FPW: So-called.  Real genes like miR-941, exclusive to the human genome, appeared seemingly out of nowhere a million or two years ago – popped out of our “junk DNA” and started coding.  These pop-ups enhanced our neurotransmitters and brain development. Believers point to a human-exclusive gene like miR-941 as evidence of God affecting evolution.  A God Gene.

 

HG: I’m going to assume – because of your title – that Rick’s brother found one of these god genes in that little primate.

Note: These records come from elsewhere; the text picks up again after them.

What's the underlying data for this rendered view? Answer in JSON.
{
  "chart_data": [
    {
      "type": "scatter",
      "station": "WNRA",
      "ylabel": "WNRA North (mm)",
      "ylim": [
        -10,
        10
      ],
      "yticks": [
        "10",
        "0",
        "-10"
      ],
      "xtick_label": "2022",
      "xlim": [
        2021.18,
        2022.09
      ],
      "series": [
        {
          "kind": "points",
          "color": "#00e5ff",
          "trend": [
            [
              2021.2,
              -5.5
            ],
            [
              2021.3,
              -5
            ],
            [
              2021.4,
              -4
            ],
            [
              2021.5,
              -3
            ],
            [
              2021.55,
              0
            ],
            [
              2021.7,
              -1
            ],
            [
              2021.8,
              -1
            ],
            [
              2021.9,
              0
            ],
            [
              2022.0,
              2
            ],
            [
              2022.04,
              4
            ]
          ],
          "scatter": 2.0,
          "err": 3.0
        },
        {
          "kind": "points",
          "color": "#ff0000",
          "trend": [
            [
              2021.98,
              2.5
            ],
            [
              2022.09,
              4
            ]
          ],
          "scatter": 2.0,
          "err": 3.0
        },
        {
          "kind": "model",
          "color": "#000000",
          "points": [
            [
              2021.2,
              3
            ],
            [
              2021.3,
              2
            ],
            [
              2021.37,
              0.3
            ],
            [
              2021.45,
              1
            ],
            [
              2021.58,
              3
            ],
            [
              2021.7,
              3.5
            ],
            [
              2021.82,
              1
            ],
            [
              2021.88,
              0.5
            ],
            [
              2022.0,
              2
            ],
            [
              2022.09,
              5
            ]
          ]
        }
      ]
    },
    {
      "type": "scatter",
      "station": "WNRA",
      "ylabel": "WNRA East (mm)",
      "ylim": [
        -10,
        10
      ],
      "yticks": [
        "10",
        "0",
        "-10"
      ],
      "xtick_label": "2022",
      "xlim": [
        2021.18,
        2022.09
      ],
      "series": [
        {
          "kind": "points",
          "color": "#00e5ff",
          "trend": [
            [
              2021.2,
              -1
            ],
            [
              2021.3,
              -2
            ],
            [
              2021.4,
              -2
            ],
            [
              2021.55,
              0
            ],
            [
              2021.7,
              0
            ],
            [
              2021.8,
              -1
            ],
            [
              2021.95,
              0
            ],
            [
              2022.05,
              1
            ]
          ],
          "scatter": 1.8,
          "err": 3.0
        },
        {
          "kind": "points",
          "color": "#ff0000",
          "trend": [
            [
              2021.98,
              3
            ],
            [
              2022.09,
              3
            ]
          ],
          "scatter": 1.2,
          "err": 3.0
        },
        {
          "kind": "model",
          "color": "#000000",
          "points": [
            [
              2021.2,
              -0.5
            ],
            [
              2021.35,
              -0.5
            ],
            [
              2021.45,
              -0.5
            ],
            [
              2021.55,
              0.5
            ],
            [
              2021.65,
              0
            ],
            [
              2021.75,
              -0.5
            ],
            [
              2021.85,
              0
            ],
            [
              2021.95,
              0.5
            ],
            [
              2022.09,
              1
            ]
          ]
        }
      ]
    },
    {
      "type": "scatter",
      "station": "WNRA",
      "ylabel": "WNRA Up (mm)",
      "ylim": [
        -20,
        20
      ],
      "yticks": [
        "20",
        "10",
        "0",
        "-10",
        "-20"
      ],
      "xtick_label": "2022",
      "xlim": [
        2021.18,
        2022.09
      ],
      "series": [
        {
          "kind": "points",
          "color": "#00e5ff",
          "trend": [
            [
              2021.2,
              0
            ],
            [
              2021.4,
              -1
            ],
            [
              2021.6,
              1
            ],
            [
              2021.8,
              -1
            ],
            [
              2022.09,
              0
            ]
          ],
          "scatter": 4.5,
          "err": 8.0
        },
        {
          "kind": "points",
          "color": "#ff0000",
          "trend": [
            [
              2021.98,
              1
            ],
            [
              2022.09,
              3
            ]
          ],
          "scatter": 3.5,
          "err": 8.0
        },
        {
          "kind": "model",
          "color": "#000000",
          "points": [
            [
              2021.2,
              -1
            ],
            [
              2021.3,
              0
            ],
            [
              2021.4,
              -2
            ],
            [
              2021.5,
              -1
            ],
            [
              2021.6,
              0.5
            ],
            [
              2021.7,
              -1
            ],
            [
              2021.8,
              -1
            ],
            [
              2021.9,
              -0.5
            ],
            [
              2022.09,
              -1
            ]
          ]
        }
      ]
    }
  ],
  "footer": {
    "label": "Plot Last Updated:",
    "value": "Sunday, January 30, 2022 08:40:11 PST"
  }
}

FPW: That’s what everyone assumes.  But it doesn’t explain his bizarre behavior. Though startling, the discovery would be a cause for further exploration rather than panicked flight.  Keith had to have found something else – something unnerving enough to make him obliterate all evidence of his discovery and disappear.  But what?  That’s the mystery Rick and Laura must solve.  Their search takes them to East Africa and Madagascar, and to a place no humans have ever been before.  They wind up on the edge of human evolutionary science.

 

HG: A hard-science mystery-thriller. 

FPW: As one of my early readers said, “Very Crichtonish.”  It hadn’t been my intention when I set out, but The God Gene edged me into Crichton country.

 

HG: Not a bad place to be.

FPW: Not a bad place at all.  I’ve always been something of a science geek, and I cut my writer’s teeth on SF.

 

HG: A long time ago.

FPW: Quite.  Back when the Permian Extinction was still a fond memory.  But the science in The God Gene is barely fiction.  I make up my own “god gene” – one instrumental in sparking human creativity – but it could very well be real.

 

HG: The ads say The God Gene is part of “the ICE sequence.”  What does that mean?

FPW: Damned if I know.  Okay, seriously, when I told the publisher I was planning a third book with Rick and Laura, they wanted a name for the series.  Rick has some strange ideas.  He believes that the human level of sapience is so rare that when it occurs it attracts attention, and as a result we are all under the scrutiny of (to quote Wells) “intellects vast, cool and unsympathetic.”  Rick calls them “ICE” – Intrusive Cosmic Entities – and believes they have long meddled with humanity from behind the scenes. ICE never manifest in the books, they’re simply posited as a possible explanation for some odd goings on.

 

HG: Sounds a bit Lovecraftian.

FPW: Because it is.  The God Gene stands at the crossroads of Crichton and Lovecraft.  You’d expect that to be an awkward place, but when you look carefully at Lovecraft’s fiction, much of it, deep down, is really SF.  Again, not what I consciously set out to do, but now that it’s done and I look back, it works.  Somehow it works just fine.